Na jednej z ulic w Pabianicach, patrol policji natknął się na 31-letniego mężczyznę, którego zachowanie wzbudziło podejrzenia funkcjonariuszy. Mężczyzna, znany już lokalnym organom ścigania, próbował unikać kontaktu z policjantami, twierdząc, że czeka na znajomego. Jednak jego nerwowe zachowanie skłoniło policjantów do dalszych działań.
Pierwsze znalezisko
Podczas przeszukania, policja odkryła przy mężczyźnie małe opakowanie zawierające białe kryształki. To odkrycie stało się punktem wyjścia do dalszego śledztwa, które skoncentrowało się na mieszkaniu podejrzanego. Podczas rewizji mieszkania, funkcjonariusze znaleźli pojemnik z suszem roślinnym, ponad sześćdziesiąt pustych torebek foliowych oraz wagę jubilerską, co sugerowało prowadzenie działalności związanej z narkotykami.
Wyniki analizy
Badania zabezpieczonych substancji wykazały, że mężczyzna posiadał niemal 43 gramy marihuany i 5 gramów mefedronu. Zebrane dowody pozwoliły prokuraturze na postawienie mu zarzutów dotyczących posiadania i dystrybucji znacznych ilości środków odurzających.

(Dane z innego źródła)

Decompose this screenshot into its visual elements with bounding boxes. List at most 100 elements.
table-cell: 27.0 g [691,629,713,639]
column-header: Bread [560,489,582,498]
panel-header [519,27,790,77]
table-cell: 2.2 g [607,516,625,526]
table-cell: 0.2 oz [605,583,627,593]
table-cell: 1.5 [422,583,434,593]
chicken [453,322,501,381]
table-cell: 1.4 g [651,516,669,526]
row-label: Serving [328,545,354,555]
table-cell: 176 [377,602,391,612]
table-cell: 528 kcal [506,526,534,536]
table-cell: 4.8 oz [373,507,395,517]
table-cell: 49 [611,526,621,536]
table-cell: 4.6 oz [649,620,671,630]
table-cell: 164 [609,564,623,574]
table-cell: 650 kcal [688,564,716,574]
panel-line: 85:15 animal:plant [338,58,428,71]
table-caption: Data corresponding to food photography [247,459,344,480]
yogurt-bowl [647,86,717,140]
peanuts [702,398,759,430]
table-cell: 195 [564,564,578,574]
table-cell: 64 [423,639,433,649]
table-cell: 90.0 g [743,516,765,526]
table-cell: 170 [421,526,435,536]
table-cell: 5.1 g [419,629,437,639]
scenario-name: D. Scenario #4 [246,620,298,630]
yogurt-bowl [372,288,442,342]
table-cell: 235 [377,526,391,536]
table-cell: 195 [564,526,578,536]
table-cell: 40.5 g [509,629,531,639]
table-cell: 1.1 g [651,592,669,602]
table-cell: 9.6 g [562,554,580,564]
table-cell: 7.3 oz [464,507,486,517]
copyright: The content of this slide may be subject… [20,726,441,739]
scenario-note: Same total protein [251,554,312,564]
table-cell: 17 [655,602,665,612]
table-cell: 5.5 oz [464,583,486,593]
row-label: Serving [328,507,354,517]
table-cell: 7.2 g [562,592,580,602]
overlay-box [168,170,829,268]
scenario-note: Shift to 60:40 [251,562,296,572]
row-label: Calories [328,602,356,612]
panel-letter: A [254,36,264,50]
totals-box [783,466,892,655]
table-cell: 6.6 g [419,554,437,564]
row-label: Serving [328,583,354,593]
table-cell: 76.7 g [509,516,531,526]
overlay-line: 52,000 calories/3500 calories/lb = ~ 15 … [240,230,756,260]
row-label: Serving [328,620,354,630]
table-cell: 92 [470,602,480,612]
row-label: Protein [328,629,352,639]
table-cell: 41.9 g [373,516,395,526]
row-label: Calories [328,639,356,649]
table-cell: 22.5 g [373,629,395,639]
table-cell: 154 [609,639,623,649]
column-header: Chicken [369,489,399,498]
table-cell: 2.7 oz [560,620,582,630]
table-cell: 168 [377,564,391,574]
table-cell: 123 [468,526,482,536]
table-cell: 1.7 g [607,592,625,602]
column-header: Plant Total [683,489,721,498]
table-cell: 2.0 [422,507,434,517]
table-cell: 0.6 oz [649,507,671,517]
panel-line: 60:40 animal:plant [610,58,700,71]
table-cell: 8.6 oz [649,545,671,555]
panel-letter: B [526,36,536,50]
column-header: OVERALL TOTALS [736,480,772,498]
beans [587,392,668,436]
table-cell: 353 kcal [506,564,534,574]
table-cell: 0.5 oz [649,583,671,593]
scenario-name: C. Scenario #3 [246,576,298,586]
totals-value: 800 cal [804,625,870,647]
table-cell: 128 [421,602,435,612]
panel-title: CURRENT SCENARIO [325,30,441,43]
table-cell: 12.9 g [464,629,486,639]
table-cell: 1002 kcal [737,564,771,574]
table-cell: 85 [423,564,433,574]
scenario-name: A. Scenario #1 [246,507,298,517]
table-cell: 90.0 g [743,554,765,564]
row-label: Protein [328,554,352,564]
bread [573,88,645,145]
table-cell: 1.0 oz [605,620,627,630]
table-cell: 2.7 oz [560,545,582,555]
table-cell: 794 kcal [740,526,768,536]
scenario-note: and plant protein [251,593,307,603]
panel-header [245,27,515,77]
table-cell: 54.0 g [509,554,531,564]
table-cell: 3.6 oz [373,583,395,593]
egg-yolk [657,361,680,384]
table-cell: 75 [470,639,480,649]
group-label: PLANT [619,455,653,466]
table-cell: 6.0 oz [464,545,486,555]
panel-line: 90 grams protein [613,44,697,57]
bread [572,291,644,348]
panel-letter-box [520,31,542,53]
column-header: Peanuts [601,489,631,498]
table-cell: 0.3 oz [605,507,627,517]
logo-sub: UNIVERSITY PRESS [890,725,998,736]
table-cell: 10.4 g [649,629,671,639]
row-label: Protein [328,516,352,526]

Za takie przestępstwa kodeks karny przewiduje surowe kary, a w tym przypadku podejrzanemu grozi nawet do 12 lat pozbawienia wolności.
Tymczasowa decyzja sądu
Sąd Rejonowy w Pabianicach, po rozpatrzeniu sprawy i przedstawionych materiałach dowodowych, zdecydował o umieszczeniu 31-latka w tymczasowym areszcie na trzy miesiące. Celem tej decyzji jest zapobieżenie możliwości ucieczki podejrzanego oraz zapobieżenie dalszemu popełnianiu przez niego przestępstw. Środek ten ma również na celu ochronę lokalnej społeczności przed potencjalnym zagrożeniem.